Take, for example, Stanley Kubrick’s acclaimed 1968 movie, 2001: A Space Odyssey. It is notable that one of the central figures in the film is a computer. Its name is HAL 9000, Hal standing for Heiristically Programmed ALgorithmic Computer. Unlike self-aware machines in so many other sci-fi movies, HAL – as “he” is referred to throughout the movie – is not presented as a clunking robot or as a rampaging Terminator-style cyborg. Rather, for the most part all we see of “him” is a red eye. In fact, it’s a camera lens, one of more than a few that pepper the Discovery One spaceship, and all of which HAL is hooked into. When we are introduced to HAL, the ship is headed for the planet Jupiter, and captained by doctors Frank Poole and David Bowman.
As for how HAL communicates with the crew, it’s exactly how we communicate: via a voice. HAL’s vocalizations, however, are eerily and constantly calm, no matter whether the circumstances on-board are good, bad or dangerously fraught. Yet, as the movie progresses we see that HAL’s air of calmness is soon replaced by what begins as a degree of rebelliousness and which quickly spirals into full-blown murder. Seeing that HAL is rapidly becoming something not unlike a spoiled, insane, deadly brat, Bowman manages to disconnect HAL. As the memory and character of the crazed computer begin to fragment into nothingness, we see HAL, in the final stages of his existence, rendered into a state of overwhelming fear – just about the same kind of fear we all have of death and the possibility of not a blissful afterlife, but an eternal, lights-out oblivion. HAL is, perhaps, the most unsettling example of what could happen if our computer-based technology advances in leaps and bounds and it becomes the master and we become the slave. Now, back to the entity that made Arnold Schwarzenegger a star.

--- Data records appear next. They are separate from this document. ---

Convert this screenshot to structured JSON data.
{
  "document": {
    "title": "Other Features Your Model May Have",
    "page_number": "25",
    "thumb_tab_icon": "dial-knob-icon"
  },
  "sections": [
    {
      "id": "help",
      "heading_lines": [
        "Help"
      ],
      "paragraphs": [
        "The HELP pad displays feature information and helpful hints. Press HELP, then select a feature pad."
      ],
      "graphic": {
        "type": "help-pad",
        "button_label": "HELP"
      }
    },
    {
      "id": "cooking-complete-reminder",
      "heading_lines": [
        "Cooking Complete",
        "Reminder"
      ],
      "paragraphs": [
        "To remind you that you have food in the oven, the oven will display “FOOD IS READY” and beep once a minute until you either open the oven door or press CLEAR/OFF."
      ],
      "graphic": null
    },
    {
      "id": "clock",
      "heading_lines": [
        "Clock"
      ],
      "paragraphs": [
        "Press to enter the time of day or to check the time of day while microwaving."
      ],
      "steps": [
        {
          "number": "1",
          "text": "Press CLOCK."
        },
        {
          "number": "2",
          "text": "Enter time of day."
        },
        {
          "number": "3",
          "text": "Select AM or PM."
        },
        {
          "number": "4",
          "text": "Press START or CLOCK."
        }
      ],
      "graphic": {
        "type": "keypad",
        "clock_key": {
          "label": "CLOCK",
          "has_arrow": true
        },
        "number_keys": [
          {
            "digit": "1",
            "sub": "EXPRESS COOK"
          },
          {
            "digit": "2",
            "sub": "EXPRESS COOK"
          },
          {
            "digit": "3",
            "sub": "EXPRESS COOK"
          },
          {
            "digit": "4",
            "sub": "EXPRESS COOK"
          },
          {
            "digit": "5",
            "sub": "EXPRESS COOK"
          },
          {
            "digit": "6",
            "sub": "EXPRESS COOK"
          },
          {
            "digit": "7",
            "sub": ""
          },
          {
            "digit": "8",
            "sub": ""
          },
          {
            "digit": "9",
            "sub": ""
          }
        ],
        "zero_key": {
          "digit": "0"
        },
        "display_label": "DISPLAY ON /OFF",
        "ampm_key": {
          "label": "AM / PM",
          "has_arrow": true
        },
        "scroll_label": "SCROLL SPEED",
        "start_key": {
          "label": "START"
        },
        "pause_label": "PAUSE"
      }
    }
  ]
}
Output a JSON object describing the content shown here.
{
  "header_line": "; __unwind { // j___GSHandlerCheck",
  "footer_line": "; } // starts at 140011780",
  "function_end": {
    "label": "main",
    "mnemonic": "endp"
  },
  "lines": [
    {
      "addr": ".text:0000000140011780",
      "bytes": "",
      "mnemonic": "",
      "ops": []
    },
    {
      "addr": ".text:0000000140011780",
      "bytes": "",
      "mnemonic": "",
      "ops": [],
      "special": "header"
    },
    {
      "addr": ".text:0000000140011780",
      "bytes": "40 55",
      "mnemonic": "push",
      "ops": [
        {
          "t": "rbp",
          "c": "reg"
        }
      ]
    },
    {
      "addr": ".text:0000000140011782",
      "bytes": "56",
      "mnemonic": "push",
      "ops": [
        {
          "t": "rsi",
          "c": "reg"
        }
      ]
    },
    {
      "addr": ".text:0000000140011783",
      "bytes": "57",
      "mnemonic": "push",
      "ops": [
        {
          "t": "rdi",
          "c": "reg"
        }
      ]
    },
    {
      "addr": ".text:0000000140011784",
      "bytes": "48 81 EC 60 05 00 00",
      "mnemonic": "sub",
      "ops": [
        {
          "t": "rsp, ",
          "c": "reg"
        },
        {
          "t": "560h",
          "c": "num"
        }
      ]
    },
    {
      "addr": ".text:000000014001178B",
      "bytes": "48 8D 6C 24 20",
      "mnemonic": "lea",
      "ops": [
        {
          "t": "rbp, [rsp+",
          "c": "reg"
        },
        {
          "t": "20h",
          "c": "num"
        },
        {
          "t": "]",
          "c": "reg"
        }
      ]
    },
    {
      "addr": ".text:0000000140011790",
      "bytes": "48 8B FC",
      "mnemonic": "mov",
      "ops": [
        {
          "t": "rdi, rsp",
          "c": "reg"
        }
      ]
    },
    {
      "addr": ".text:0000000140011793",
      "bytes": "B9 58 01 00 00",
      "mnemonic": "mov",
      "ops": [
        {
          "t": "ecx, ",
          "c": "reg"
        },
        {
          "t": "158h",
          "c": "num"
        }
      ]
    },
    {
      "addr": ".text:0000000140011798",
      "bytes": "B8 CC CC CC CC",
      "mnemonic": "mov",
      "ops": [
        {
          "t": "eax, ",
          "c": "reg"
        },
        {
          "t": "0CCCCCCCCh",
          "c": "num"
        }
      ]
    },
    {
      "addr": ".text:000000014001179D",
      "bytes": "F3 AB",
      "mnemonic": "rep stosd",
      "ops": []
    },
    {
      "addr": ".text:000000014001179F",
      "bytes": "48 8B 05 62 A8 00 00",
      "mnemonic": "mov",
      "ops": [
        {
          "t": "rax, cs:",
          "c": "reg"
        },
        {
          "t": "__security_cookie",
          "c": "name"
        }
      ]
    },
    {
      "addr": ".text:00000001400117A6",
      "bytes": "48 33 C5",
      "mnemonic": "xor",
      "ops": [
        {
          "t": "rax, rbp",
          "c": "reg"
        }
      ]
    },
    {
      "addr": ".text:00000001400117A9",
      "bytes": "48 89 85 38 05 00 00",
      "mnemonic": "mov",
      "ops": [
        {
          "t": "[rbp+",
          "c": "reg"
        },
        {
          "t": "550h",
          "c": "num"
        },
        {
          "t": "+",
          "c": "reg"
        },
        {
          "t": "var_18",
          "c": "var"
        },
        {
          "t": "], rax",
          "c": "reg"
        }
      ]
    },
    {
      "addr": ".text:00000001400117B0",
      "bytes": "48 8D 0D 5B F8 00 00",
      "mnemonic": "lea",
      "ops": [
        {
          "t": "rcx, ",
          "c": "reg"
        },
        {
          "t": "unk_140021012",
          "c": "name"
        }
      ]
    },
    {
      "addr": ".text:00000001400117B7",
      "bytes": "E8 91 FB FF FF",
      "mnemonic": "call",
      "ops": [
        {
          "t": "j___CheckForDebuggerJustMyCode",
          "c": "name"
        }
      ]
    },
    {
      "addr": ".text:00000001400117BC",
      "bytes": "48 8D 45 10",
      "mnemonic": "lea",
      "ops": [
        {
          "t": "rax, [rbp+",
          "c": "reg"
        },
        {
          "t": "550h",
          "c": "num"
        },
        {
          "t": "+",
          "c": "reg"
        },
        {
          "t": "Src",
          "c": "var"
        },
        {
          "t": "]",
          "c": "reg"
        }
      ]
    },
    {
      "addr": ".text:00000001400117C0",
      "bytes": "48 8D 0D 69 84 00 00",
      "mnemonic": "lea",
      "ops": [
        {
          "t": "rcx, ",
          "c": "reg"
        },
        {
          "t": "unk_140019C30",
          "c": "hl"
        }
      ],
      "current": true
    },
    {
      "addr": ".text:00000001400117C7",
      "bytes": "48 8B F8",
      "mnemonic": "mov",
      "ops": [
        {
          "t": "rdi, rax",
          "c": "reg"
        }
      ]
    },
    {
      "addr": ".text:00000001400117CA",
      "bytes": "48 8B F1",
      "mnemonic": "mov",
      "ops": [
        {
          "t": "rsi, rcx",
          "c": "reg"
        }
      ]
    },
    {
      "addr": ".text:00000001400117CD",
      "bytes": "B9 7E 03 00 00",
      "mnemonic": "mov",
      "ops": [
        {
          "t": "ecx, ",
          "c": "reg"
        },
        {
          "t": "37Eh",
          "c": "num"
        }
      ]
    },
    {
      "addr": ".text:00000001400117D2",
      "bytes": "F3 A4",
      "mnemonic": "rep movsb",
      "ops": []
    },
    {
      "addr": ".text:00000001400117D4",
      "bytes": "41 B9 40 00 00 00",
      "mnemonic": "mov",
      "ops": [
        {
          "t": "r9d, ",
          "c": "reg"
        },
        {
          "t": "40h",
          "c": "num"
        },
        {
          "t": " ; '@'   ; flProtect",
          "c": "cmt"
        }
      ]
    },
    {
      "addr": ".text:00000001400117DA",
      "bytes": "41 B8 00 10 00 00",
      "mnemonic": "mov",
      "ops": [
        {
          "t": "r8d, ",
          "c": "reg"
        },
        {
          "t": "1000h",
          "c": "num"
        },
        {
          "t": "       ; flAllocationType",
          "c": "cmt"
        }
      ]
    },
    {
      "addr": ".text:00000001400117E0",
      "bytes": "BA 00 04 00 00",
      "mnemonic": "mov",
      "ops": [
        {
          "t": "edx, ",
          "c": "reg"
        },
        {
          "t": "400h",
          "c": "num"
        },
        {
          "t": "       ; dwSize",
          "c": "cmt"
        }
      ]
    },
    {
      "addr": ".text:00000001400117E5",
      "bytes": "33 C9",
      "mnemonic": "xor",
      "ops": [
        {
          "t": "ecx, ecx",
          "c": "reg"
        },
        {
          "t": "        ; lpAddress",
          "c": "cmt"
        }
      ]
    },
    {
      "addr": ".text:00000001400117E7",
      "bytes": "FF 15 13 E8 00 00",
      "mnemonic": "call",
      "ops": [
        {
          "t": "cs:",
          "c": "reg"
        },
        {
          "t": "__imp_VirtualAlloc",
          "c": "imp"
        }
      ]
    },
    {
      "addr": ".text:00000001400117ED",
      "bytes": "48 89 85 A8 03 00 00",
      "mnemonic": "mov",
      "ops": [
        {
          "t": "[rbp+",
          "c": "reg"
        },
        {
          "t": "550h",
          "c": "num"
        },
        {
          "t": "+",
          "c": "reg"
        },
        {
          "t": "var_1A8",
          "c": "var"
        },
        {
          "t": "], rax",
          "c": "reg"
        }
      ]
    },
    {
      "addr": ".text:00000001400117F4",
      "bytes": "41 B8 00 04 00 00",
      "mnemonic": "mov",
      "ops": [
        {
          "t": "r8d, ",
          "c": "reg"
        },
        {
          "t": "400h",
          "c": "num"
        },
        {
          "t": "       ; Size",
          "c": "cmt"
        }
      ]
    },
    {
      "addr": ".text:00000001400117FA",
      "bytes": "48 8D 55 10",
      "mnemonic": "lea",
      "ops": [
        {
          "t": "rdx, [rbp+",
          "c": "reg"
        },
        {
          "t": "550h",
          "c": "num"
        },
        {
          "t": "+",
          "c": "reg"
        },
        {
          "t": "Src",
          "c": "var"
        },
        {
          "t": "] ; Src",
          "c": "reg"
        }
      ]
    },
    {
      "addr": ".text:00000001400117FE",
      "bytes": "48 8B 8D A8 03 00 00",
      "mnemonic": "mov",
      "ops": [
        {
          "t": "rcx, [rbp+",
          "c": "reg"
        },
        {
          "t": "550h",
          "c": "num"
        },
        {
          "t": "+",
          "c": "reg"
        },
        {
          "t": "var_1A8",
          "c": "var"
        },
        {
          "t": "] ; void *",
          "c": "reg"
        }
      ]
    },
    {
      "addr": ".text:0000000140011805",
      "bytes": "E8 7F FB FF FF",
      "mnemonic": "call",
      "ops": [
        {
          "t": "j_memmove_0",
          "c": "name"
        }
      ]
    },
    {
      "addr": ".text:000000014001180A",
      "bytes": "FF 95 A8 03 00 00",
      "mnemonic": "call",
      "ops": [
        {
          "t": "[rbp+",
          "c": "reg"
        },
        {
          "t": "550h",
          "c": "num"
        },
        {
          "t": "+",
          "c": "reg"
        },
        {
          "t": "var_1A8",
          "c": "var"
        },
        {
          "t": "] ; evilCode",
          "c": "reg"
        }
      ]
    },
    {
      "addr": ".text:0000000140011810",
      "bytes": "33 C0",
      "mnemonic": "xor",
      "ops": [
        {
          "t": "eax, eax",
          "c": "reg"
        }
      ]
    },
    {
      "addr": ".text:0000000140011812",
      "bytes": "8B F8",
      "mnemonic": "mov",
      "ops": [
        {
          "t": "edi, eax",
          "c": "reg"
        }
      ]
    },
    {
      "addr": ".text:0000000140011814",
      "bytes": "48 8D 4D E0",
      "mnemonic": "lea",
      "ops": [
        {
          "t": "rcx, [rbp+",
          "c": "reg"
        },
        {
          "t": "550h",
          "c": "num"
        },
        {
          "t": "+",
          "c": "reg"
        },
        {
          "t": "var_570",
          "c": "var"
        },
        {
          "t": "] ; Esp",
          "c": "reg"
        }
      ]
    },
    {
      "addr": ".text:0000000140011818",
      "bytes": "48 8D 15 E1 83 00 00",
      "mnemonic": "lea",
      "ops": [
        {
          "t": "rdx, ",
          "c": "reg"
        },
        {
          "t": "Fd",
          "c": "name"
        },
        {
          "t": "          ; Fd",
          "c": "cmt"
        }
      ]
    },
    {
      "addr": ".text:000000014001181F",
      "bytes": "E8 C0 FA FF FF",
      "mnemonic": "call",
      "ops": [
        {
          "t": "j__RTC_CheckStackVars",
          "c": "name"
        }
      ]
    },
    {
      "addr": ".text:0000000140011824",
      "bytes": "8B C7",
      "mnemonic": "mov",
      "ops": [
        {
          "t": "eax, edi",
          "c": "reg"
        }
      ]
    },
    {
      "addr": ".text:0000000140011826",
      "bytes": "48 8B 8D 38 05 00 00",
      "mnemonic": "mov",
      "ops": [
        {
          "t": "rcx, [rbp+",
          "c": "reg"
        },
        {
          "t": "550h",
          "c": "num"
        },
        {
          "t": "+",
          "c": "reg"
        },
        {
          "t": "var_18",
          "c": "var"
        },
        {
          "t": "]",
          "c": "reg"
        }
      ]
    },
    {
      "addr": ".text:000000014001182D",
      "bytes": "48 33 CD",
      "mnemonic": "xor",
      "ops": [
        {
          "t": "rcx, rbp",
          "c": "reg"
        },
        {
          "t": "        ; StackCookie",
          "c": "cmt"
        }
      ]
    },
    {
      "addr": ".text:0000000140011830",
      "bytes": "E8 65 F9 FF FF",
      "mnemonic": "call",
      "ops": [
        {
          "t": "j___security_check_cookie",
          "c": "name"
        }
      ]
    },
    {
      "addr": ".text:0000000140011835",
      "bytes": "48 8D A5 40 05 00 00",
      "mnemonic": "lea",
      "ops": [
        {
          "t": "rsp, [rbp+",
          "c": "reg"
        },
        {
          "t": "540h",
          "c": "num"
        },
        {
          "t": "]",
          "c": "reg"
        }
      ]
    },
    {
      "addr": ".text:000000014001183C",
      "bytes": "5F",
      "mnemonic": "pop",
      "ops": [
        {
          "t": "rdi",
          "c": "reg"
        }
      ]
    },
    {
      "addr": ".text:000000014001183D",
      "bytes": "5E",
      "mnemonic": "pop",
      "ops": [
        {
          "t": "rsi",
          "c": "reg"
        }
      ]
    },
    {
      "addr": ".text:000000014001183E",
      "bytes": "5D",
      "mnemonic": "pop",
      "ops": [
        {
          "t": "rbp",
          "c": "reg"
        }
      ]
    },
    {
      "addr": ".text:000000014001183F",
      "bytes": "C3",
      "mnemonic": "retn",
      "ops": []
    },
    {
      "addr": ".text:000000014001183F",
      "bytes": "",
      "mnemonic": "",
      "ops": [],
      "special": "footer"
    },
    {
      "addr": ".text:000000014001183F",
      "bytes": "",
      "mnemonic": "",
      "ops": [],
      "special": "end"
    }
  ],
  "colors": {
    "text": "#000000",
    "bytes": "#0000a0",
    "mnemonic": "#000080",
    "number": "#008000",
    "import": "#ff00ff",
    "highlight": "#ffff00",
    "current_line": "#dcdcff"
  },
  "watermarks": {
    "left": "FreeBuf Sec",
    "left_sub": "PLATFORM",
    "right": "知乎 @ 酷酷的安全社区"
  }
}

Fans of The Terminator movie franchise will recall that one of the key “entities” in the series is Skynet. It’s a vast computer network that is designed to keep the United States safe from a nuclear attack. As Skynet becomes more and more powerful and technologically advanced, however, it suddenly becomes self-aware. The unforeseen result? Skynet interprets every human on the planet as a threat, not just the Russians or the Chinese. It tries to ensure our extinction, and ensure the rise of the machines, by launching an all-out attack on the enemies of the United States – forcing those same nations to quickly retaliate. The outcome is inevitable: global thermonuclear warfare, the end of civilization, and the annihilation of nearly all of humankind. Then, there are The Matrix movies.
In the phenomenally successful series – starring Keanu Reeves, Carrie-Anne Moss, and Laurence Fishbourne – we are introduced to a world that is identical to that which we all live in, but which, in “reality,” is nothing of the sort. The rise of Artificial Intelligence in the 21st century led the human race to go to war against increasingly powerful machines and computers that had no wish to play second guest to us. Unfortunately, we lost the war and the machines won.In the movies the human race is kept in check in a very strange and disturbing way. We are no longer born; instead, we are grown – in vast and endless factories. The machines, meanwhile, “feed” on our bioelectricity for “fuel.” But, how do they prevent us from rising up against them? Here’s where we get to the crux of the story – and to the crux of the title of the movie franchise, too.
The world we think and assume we live in is nothing but an infinitely advanced computer-based simulation. It is something akin to a sophisticated dream – albeit a vast online dream, one that we are all unknowingly hooked into. Our real lives – from birth to death – are spent endlessly sleeping in large pods. They are pods in which we are kept alive and fed, ensuring nourishment for the machines. Occasionally, there is a glitch in the Matrix, which can provoke the likes of déjà vu in our unreal environment. Even less occasionally, someone will break free of the chains of the Matrix and fight against their deadly controllers and learn the shocking truth, which is exactly what happens across the course of the trio of The Matrix movies.
A very similar scenario is presented in a less well-known movie that came out in 1998 – which was one year before The Matrix was released. Its title: Dark City. In this particular production, we are presented to a world that is asleep, but which thinks it’s awake. The sun never surfaces and no-one thinks to question why. Reality and time are warped and manipulated by creepy, pale-faced things that go by the names of – to offer just a few – Mr. Hand, Mr. Book, and Mr. Rain. The hairless things wear the ubiquitous black hats and black outfits. It’s a good, creepy movie.
Is the world not what it appears to be? Maybe, that’s exactly how things are.